Oak Ridge is best known as the resting place of Abraham Lincoln; his tomb is an integral and fascinating part of the cemetery’s story. It has been rebuilt twice: first in 1899 and again in 1928. Those laborious reconstructions are illustrated in the book through interesting photos, one showing the disinterring of the Lincolns’ bodies, which were buried in secret locations for safekeeping during the process.
Lincoln and Oak Ridge are so intertwined that sometimes the former overshadows the latter. One thing Russo wants the book to impress upon readers is that the cemetery “predates the burial of Lincoln and has its own history apart from the Lincoln monument.”
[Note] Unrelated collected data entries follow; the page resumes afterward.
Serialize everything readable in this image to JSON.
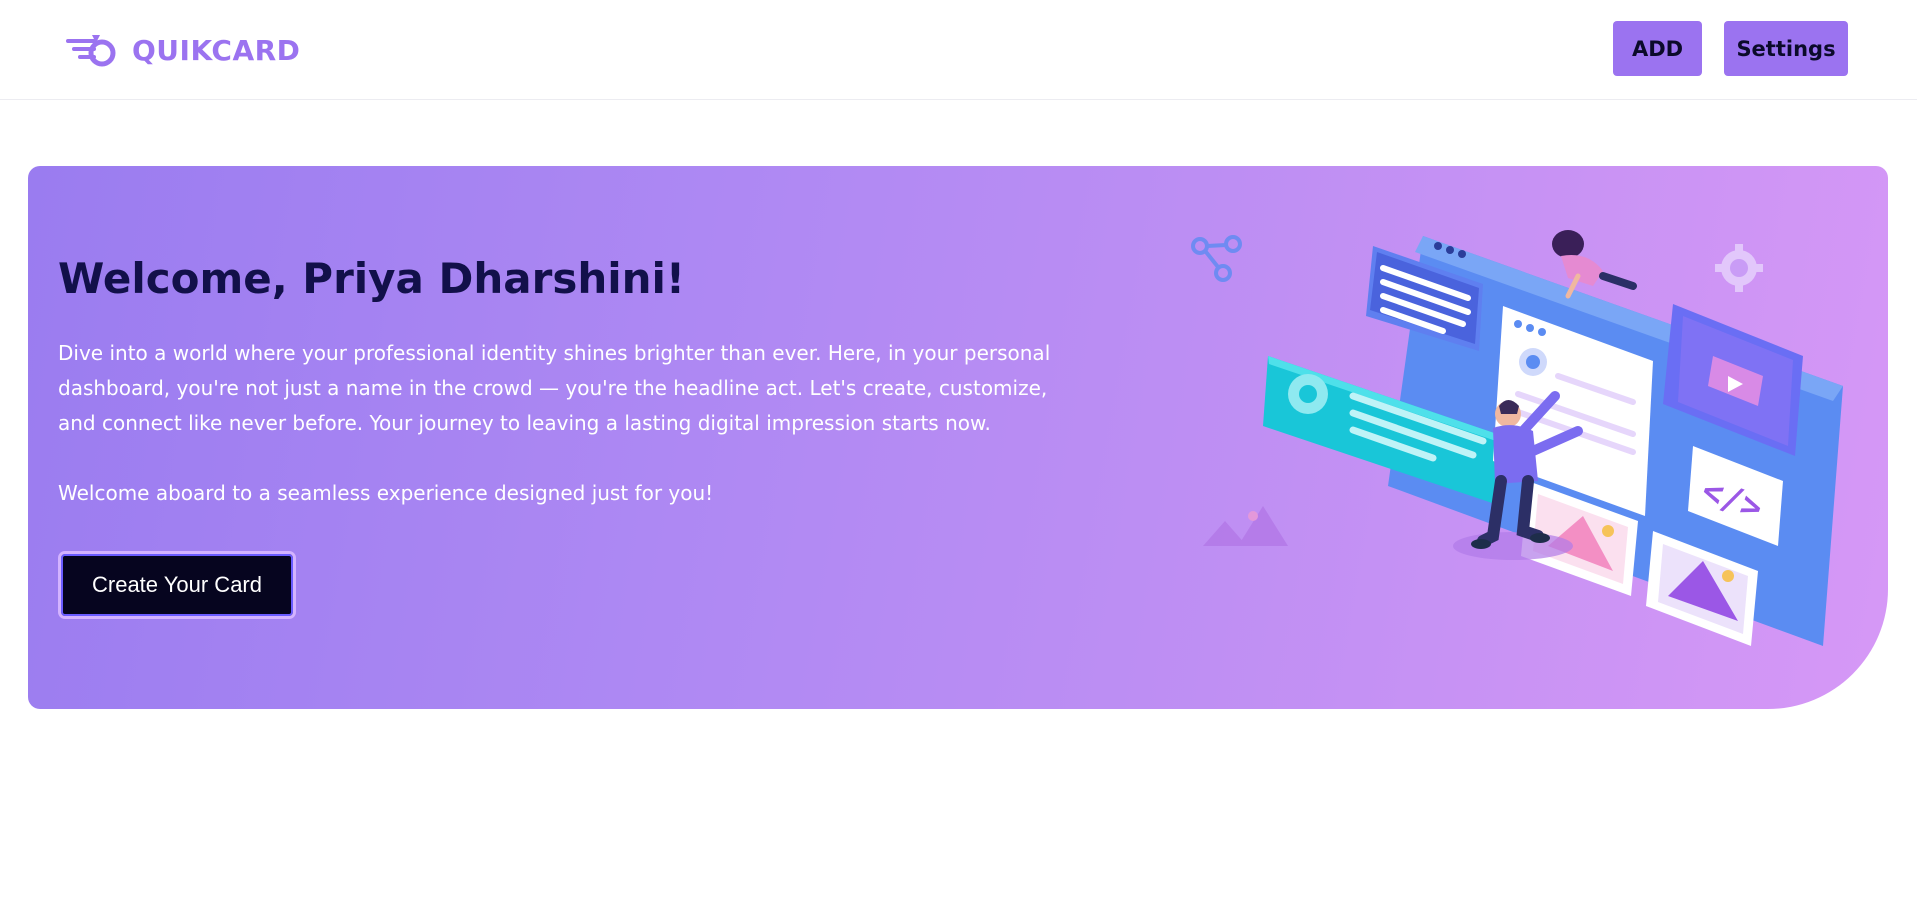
{
  "navbar": {
    "brand": {
      "name": "QUIKCARD",
      "logo_icon": "rocket-card-logo",
      "color": "#9b73f0"
    },
    "actions": {
      "add_label": "ADD",
      "settings_label": "Settings",
      "button_color": "#9b73f0"
    }
  },
  "hero": {
    "title": "Welcome, Priya Dharshini!",
    "description": "Dive into a world where your professional identity shines brighter than ever. Here, in your personal dashboard, you're not just a name in the crowd — you're the headline act. Let's create, customize, and connect like never before. Your journey to leaving a lasting digital impression starts now.",
    "welcome": "Welcome aboard to a seamless experience designed just for you!",
    "cta_label": "Create Your Card",
    "illustration": "web-design-team-illustration",
    "gradient": [
      "#9a7cf0",
      "#d698f6"
    ]
  }
}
The book does a good job of that, and of highlighting some of the other interesting “residents” of this “city of the dead.” As Russo and Mann write: “Oak Ridge hosts a president, Revolutionary War veteran, Illinois governors, statesmen, scoundrels, pioneers, infants, industrialists, teachers, poets, thieves and labor leaders.” One of those was former Illinois Gov. John R. Tanner, whose unique domed, granite mausoleum is a conspicuous site after entering the cemetery on Monument Avenue.
While a pictorial book about Oak Ridge gives readers an opportunity they wouldn’t have otherwise to see little-viewed photos of the cemetery and the sometimes secretive parts of its story, like the temporary burials of the Lincolns’ bodies, the downside is it doesn’t always provide enough text to tell all of the story for more curious readers. Nonetheless, it’s a quick, easy read with plenty of interesting photos and enough facts to familiarize readers with some of the fascinating people, besides the Lincolns, who “reside” at Oak Ridge.
And it helps us appreciate the care that has gone into planning and caring for this nationally-important cemetery. Both Oak Ridge and the book were possible, “only because of earlier historians who cared about the cemetery’s history as much as I do and collected and preserved it,” Russo says. “These include John Carrol Power, Dr. Wohlgemuth, Dr. Floyd Barringer and many others, and especially all those unnamed photographers whose photos tell us what we know today.”